Emmanuel membebaskan dirinya dengan baik selama tamasya pertamanya di depan kamera – jika kehidupan batin James terkadang tampak agak kabur, itu cocok untuk seorang pemuda yang tahu dia di ambang mimpi, sementara semakin tidak yakin apakah mimpi itu ada. kenyataan lagi. Tapi kinerja veteran Indonesia Unru-lah yang benar-benar mengganggu Anda. Penghinaan dirinya yang hampir refleksif di hadapan eksekutif musik Amerika mengundang kesedihan yang dalam, dan cintanya yang tak terbagi untuk masing-masing dari kedua putranya diwujudkan dalam semangat yang memilukan. Tetapi Anda juga dapat melihat bagaimana dia dengan terampil menggunakan sifat-sifat ini untuk menjaga dirinya tetap berada di orbit James.

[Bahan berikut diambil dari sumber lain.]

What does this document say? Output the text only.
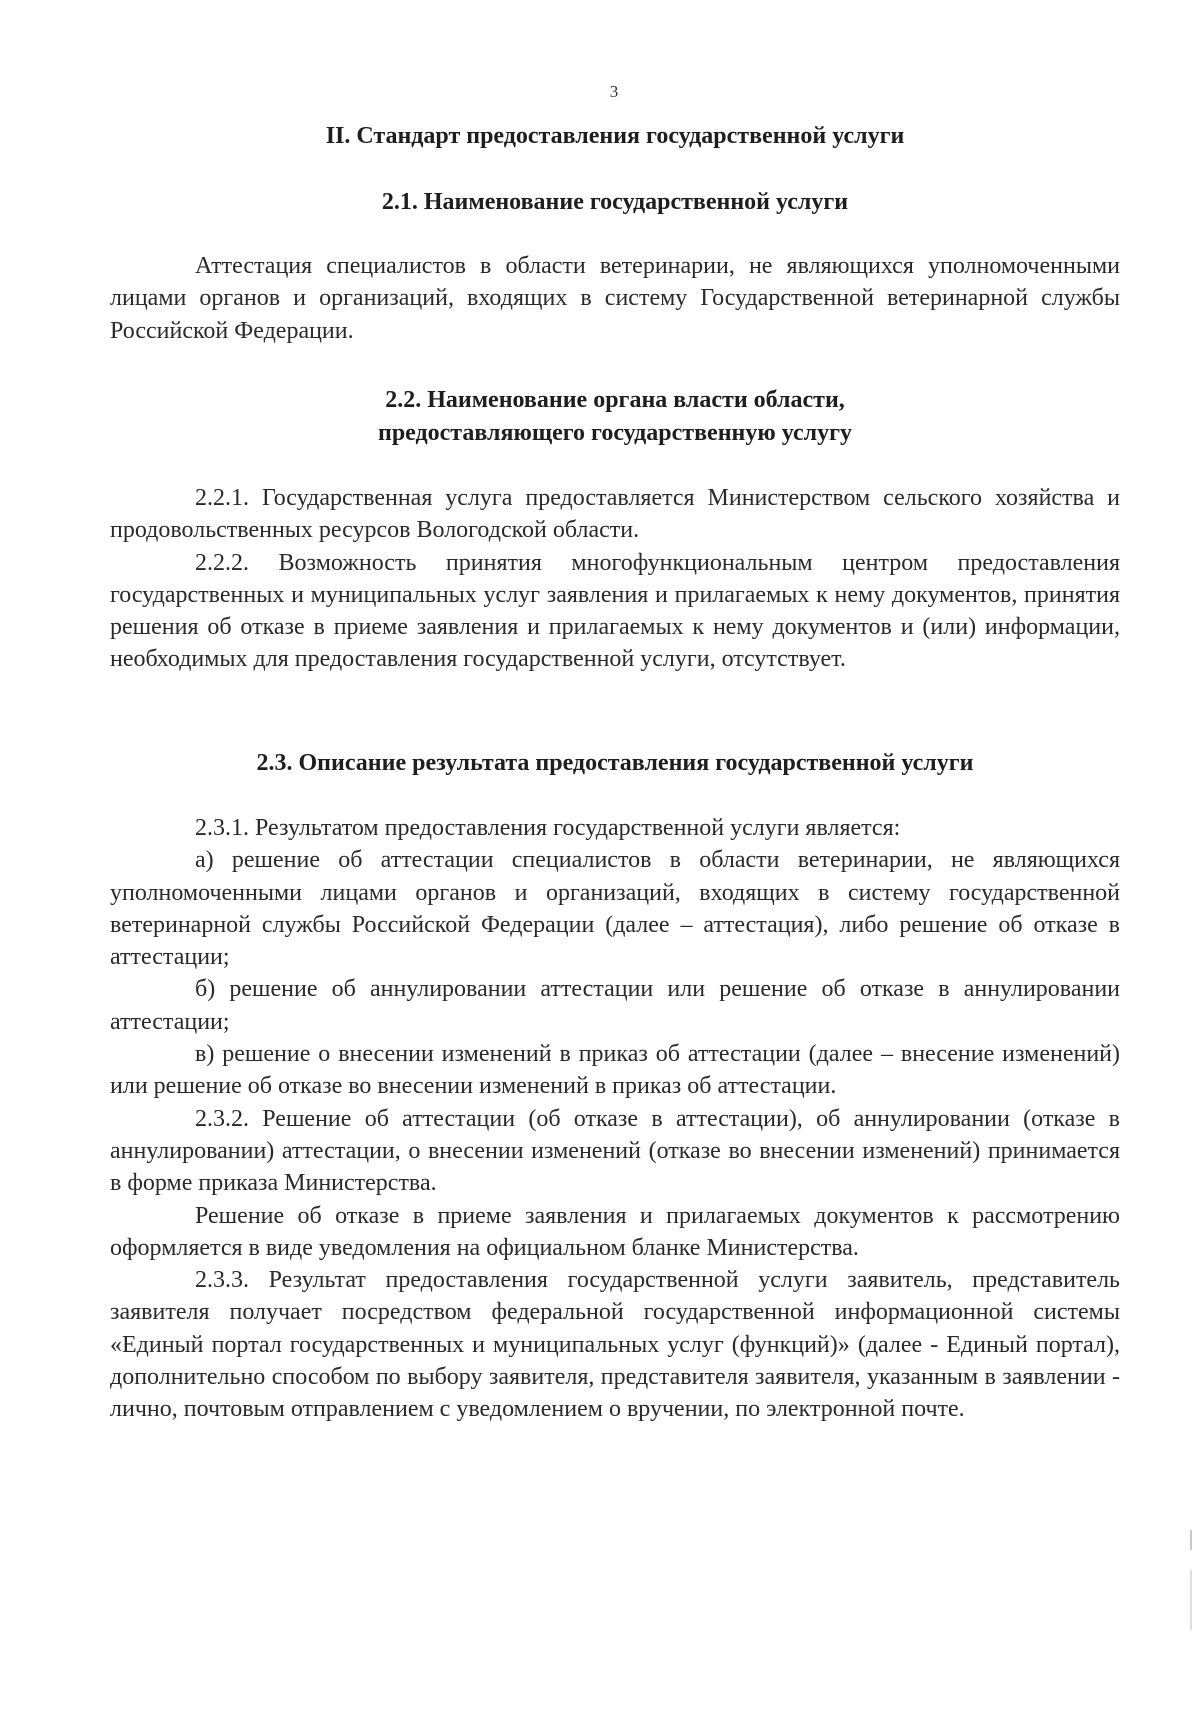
3
II. Стандарт предоставления государственной услуги
2.1. Наименование государственной услуги

Аттестация специалистов в области ветеринарии, не являющихся уполномоченными лицами органов и организаций, входящих в систему Государственной ветеринарной службы Российской Федерации.

2.2. Наименование органа власти области,
предоставляющего государственную услугу

2.2.1. Государственная услуга предоставляется Министерством сельского хозяйства и продовольственных ресурсов Вологодской области.

2.2.2. Возможность принятия многофункциональным центром предоставления государственных и муниципальных услуг заявления и прилагаемых к нему документов, принятия решения об отказе в приеме заявления и прилагаемых к нему документов и (или) информации, необходимых для предоставления государственной услуги, отсутствует.

2.3. Описание результата предоставления государственной услуги

2.3.1. Результатом предоставления государственной услуги является:

а) решение об аттестации специалистов в области ветеринарии, не являющихся уполномоченными лицами органов и организаций, входящих в систему государственной ветеринарной службы Российской Федерации (далее – аттестация), либо решение об отказе в аттестации;

б) решение об аннулировании аттестации или решение об отказе в аннулировании аттестации;

в) решение о внесении изменений в приказ об аттестации (далее – внесение изменений) или решение об отказе во внесении изменений в приказ об аттестации.

2.3.2. Решение об аттестации (об отказе в аттестации), об аннулировании (отказе в аннулировании) аттестации, о внесении изменений (отказе во внесении изменений) принимается в форме приказа Министерства.

Решение об отказе в приеме заявления и прилагаемых документов к рассмотрению оформляется в виде уведомления на официальном бланке Министерства.

2.3.3. Результат предоставления государственной услуги заявитель, представитель заявителя получает посредством федеральной государственной информационной системы «Единый портал государственных и муниципальных услуг (функций)» (далее - Единый портал), дополнительно способом по выбору заявителя, представителя заявителя, указанным в заявлении - лично, почтовым отправлением с уведомлением о вручении, по электронной почте.
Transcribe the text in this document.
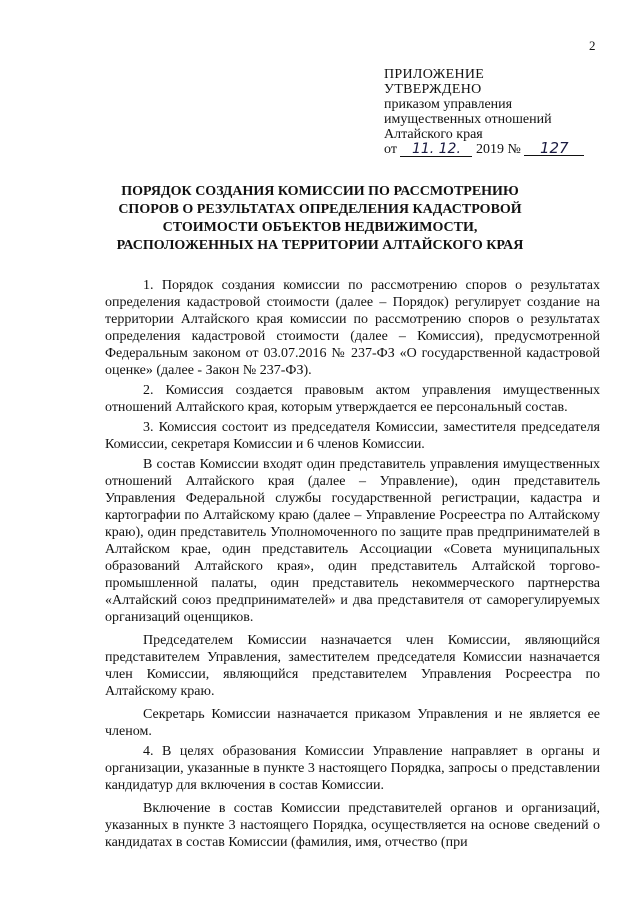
2
ПРИЛОЖЕНИЕ
УТВЕРЖДЕНО
приказом управления
имущественных отношений
Алтайского края
от 11. 12. 2019 № 127
ПОРЯДОК СОЗДАНИЯ КОМИССИИ ПО РАССМОТРЕНИЮ СПОРОВ О РЕЗУЛЬТАТАХ ОПРЕДЕЛЕНИЯ КАДАСТРОВОЙ СТОИМОСТИ ОБЪЕКТОВ НЕДВИЖИМОСТИ, РАСПОЛОЖЕННЫХ НА ТЕРРИТОРИИ АЛТАЙСКОГО КРАЯ

1. Порядок создания комиссии по рассмотрению споров о результатах определения кадастровой стоимости (далее – Порядок) регулирует создание на территории Алтайского края комиссии по рассмотрению споров о результатах определения кадастровой стоимости (далее – Комиссия), предусмотренной Федеральным законом от 03.07.2016 № 237-ФЗ «О государственной кадастровой оценке» (далее - Закон № 237-ФЗ).

2. Комиссия создается правовым актом управления имущественных отношений Алтайского края, которым утверждается ее персональный состав.

3. Комиссия состоит из председателя Комиссии, заместителя председателя Комиссии, секретаря Комиссии и 6 членов Комиссии.

В состав Комиссии входят один представитель управления имущественных отношений Алтайского края (далее – Управление), один представитель Управления Федеральной службы государственной регистрации, кадастра и картографии по Алтайскому краю (далее – Управление Росреестра по Алтайскому краю), один представитель Уполномоченного по защите прав предпринимателей в Алтайском крае, один представитель Ассоциации «Совета муниципальных образований Алтайского края», один представитель Алтайской торгово-промышленной палаты, один представитель некоммерческого партнерства «Алтайский союз предпринимателей» и два представителя от саморегулируемых организаций оценщиков.

Председателем Комиссии назначается член Комиссии, являющийся представителем Управления, заместителем председателя Комиссии назначается член Комиссии, являющийся представителем Управления Росреестра по Алтайскому краю.

Секретарь Комиссии назначается приказом Управления и не является ее членом.

4. В целях образования Комиссии Управление направляет в органы и организации, указанные в пункте 3 настоящего Порядка, запросы о представлении кандидатур для включения в состав Комиссии.

Включение в состав Комиссии представителей органов и организаций, указанных в пункте 3 настоящего Порядка, осуществляется на основе сведений о кандидатах в состав Комиссии (фамилия, имя, отчество (при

“Jamojaya” memiliki nada yang lebih menyebar daripada film-film Chon sebelumnya, menggabungkan sketsa komik serial dari bintang hip-hop yang bosan dengan selingan vokal yang terkadang liris, terkadang canggung. Terlepas dari keefektifannya yang sederhana – kami tidak pernah membuang waktu untuk mengulang kebangkitan James menjadi terkenal, tetapi kami juga tidak terlalu memahami aspirasinya sebagai seorang seniman – film ini bersatu secara longgar, sebagian besar disatukan oleh karya kamera DP Ante yang sangat intuitif Cheng. Bagian yang sama seperti mimpi dan pasir, gaya visual film menjadikan Hawaii sebagai jenis api penyucian yang indah, dan jika James tidak dapat menghindarinya dengan karier dan keluarganya, tidak satu pun dari mereka yang dibangun di atas tanah yang kokoh untuk memulai.
“Pemikir jahat. Sarjana musik. Komunikator yang ramah hipster. Penggila bacon. Penggemar internet amatir. Introvert.”